Black Nights Film Festival is proud to partner with FotoInMotion, a new tool that will automatically turn still images into immersive short-form videos. But what will be the future of tools for digital content creation? FotoInMotion partners will shed some light upon the trends!
“Visual content” has become an all-encompassing category that can mean different things depending on who’s creating or consuming or selling it. Still most of us can agree about what is and what is not a photograph: whether printed or pixelated, color or black and white, fine art or breaking news or the sunset shot from your summer vacation.
At the same time, of course, the digital revolution has changed everything. For better and worse. By most estimates, more than one trillion images are taken a year, up from 80 billion in 2000. Our smartphones and social media mean anyone can be a published photographer — anywhere, anytime. That’s the good news and bad news. It’s bad news not only for those who try to make a living from it, but also for the rest of us who might not see the best or most relevant images in the constant stream of often mediocre (or pointless) photographs.
Still, a whole new generation of multimedia storytellers and technologists are helping to figure out how to take advantage of the opportunities the digital revolution offers photography. The advertising, entertainment, art and information industries are pushing the boundaries around 3D imaging, augmented reality, and new formats like cinemagraphs that partially animate images.

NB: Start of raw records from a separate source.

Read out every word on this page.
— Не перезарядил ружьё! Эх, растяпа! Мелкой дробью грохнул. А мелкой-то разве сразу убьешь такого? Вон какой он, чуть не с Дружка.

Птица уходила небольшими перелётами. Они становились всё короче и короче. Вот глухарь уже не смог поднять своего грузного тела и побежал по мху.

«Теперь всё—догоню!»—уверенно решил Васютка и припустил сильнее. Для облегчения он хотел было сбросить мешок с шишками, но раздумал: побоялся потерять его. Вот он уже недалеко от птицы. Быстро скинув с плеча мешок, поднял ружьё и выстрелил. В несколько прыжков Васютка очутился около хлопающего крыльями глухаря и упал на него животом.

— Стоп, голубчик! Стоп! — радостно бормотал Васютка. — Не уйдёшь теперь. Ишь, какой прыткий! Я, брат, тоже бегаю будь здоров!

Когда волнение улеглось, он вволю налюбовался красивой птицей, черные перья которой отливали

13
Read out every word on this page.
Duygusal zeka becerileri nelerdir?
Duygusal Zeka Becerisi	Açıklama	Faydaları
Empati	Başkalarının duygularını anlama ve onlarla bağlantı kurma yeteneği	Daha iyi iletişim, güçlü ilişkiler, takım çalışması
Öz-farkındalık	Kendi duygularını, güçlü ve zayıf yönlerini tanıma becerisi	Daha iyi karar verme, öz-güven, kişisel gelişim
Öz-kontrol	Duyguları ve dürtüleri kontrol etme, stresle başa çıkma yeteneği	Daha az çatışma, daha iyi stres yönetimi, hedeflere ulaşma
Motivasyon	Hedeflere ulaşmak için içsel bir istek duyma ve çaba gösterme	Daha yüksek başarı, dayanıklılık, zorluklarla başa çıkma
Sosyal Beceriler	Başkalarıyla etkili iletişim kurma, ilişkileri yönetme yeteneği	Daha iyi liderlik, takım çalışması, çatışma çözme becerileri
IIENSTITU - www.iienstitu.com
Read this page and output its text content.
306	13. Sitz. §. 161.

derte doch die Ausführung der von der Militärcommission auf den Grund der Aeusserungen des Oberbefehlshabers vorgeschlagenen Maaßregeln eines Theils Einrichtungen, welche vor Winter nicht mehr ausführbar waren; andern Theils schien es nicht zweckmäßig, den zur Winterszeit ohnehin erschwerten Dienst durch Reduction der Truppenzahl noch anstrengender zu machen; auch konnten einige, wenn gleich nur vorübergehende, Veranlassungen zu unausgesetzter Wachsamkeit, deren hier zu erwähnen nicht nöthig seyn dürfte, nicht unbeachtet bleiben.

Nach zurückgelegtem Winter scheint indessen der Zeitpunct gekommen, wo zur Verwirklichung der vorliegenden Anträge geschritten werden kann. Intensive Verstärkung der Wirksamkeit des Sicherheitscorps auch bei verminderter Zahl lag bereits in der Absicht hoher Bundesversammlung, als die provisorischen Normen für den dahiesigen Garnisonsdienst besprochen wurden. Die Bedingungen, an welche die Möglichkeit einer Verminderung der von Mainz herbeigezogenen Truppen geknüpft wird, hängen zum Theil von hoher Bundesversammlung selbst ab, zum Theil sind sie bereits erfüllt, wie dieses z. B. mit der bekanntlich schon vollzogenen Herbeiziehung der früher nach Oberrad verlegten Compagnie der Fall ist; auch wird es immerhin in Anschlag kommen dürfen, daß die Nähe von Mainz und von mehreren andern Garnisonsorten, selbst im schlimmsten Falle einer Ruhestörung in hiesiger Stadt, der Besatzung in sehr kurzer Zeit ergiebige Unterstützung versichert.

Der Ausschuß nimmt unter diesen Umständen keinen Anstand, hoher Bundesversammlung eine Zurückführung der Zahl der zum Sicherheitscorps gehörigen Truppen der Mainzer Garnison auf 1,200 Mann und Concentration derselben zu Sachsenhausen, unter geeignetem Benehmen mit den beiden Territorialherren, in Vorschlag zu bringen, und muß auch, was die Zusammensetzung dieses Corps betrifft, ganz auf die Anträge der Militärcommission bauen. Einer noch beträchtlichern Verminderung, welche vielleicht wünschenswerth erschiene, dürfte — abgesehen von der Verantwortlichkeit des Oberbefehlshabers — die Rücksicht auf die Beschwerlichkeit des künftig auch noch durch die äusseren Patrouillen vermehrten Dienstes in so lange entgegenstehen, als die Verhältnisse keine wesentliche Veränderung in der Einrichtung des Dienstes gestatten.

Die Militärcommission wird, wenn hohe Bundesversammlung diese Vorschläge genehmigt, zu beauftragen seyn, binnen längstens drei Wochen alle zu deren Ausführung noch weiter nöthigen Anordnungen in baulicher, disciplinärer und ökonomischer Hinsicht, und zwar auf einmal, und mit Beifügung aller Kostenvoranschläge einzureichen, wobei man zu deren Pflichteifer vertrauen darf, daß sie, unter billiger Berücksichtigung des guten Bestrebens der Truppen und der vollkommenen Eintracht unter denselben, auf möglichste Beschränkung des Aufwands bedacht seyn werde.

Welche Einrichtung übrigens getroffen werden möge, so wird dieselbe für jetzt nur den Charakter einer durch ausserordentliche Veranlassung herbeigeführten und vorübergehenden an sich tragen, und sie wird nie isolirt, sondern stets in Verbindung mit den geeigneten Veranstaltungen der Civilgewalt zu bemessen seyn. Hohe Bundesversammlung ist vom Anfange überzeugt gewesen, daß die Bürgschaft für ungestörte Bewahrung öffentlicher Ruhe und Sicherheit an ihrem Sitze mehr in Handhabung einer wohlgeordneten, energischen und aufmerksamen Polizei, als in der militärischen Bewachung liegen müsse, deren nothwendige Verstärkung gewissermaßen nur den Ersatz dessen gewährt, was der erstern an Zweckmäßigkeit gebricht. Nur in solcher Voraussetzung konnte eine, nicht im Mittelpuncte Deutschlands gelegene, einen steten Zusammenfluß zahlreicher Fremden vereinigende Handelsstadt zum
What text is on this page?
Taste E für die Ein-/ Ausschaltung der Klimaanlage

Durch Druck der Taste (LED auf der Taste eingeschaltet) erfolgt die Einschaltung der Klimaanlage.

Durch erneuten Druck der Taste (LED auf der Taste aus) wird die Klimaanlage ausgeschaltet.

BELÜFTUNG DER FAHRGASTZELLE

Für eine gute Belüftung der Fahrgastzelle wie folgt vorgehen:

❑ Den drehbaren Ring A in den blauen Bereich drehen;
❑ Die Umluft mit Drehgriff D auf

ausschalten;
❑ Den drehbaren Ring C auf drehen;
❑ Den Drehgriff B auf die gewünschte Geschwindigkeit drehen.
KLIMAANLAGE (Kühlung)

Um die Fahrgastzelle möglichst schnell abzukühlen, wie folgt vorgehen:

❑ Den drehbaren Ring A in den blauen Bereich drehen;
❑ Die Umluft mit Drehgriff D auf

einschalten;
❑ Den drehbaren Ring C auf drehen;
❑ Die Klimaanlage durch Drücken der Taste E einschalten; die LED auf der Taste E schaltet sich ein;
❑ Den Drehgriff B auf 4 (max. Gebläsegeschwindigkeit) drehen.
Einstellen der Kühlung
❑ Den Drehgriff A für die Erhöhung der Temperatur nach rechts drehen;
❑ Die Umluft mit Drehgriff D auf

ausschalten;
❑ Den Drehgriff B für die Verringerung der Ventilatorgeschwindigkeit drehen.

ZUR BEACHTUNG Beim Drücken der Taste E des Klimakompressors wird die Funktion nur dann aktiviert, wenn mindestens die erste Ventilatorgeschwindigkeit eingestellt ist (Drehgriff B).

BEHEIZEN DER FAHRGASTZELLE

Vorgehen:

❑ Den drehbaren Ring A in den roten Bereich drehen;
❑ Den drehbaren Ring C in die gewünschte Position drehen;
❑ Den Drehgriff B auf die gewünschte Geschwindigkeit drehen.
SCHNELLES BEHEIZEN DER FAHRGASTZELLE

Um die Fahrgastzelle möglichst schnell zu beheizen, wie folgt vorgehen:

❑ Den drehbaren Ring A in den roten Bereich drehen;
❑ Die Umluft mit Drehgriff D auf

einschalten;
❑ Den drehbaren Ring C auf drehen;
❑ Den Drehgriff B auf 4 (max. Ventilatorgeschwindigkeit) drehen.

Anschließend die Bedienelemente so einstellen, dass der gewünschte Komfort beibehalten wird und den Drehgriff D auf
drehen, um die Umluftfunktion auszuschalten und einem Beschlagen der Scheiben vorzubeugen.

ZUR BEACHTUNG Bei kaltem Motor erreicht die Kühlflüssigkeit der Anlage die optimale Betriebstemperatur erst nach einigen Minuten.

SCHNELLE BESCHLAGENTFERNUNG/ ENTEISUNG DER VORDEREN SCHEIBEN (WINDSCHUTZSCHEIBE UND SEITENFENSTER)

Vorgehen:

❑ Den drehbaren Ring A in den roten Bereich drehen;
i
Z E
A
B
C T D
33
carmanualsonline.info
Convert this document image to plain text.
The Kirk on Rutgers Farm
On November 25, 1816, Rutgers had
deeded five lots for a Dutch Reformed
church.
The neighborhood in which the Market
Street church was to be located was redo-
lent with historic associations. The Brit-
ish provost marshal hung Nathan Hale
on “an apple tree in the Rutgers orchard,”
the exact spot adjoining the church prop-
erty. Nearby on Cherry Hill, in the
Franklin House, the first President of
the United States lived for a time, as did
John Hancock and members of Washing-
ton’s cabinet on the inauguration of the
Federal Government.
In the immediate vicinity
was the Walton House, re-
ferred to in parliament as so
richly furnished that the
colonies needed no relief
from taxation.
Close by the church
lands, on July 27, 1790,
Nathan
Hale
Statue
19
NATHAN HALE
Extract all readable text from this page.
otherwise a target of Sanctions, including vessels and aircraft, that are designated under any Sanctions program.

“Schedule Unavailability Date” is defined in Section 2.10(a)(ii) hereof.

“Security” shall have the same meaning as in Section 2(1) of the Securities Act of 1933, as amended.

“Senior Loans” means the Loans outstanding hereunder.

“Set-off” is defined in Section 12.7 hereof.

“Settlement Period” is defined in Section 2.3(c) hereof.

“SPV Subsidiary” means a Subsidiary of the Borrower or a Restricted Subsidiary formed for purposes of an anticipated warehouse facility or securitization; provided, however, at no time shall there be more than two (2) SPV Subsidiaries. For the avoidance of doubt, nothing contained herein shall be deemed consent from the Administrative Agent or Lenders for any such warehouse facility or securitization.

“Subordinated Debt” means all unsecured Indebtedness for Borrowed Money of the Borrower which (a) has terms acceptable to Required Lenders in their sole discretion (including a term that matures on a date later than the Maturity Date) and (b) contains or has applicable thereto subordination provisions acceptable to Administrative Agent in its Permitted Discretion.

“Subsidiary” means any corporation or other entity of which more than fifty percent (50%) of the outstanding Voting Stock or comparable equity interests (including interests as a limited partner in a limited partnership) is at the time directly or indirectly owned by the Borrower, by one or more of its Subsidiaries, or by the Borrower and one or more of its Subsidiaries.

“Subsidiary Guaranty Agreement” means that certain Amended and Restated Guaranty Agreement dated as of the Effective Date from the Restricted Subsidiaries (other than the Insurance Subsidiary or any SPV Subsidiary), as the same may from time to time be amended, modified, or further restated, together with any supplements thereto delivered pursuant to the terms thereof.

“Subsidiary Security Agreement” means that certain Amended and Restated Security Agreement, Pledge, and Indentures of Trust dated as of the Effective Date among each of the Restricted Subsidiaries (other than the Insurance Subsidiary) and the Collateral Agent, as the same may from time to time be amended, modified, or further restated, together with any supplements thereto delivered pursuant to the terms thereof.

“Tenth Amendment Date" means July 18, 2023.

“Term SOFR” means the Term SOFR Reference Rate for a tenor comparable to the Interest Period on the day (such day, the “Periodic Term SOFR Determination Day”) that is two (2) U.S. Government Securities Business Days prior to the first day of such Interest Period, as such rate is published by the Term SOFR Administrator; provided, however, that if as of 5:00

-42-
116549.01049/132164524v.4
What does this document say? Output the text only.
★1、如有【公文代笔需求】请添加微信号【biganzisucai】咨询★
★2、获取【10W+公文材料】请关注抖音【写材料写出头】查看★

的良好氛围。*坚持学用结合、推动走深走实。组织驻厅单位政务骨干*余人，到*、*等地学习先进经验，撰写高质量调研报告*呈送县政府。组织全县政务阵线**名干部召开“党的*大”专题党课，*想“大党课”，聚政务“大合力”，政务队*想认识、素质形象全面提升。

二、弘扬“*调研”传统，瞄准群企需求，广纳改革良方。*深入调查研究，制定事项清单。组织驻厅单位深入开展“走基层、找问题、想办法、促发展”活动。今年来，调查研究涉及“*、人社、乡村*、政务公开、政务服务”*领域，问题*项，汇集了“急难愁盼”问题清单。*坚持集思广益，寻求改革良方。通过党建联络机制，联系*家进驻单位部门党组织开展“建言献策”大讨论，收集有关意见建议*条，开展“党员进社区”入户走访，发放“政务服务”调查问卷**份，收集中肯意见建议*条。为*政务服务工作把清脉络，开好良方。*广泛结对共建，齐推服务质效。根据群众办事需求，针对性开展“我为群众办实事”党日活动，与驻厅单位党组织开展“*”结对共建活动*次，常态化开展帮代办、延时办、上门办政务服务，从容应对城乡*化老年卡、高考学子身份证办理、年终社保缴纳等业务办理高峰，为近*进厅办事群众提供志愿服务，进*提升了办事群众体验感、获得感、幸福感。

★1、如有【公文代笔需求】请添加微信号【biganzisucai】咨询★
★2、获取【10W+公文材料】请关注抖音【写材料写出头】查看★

Some of it is pretty cool, but much of it is not really photography — that unique experience that a still image offers by capturing a moment, scene or something else that will never be quite the same.
FotoInMotion is a new European Commission-backed project to build a digital tool to bridge the divide between the timeless power of photography and the new potential offered by information technology. The aim of the FotoInMotion tool is to use automation to efficiently turn any photograph into an immersive video for storytelling, journalistic and marketing purposes — a way to make great photographers come to life and transmit information in the endless stream of visual content.
The FotoInMotion desktop and mobile tool will allow both creative content producers and the creative public to efficiently produce high-quality videos from still photography, relying on AI-driven automated editing functions and dynamic effects.
Black Night Film Festival is a key partner in the project, overseeing a major pilot program to test and exploit the tool during its annual festival. Over the coming weeks, there will be more articles from FotoInMotion’s partners, who hail from six industry sectors and six different European countries, exploring what it means to be a visual storyteller. And what it means to be a photograph.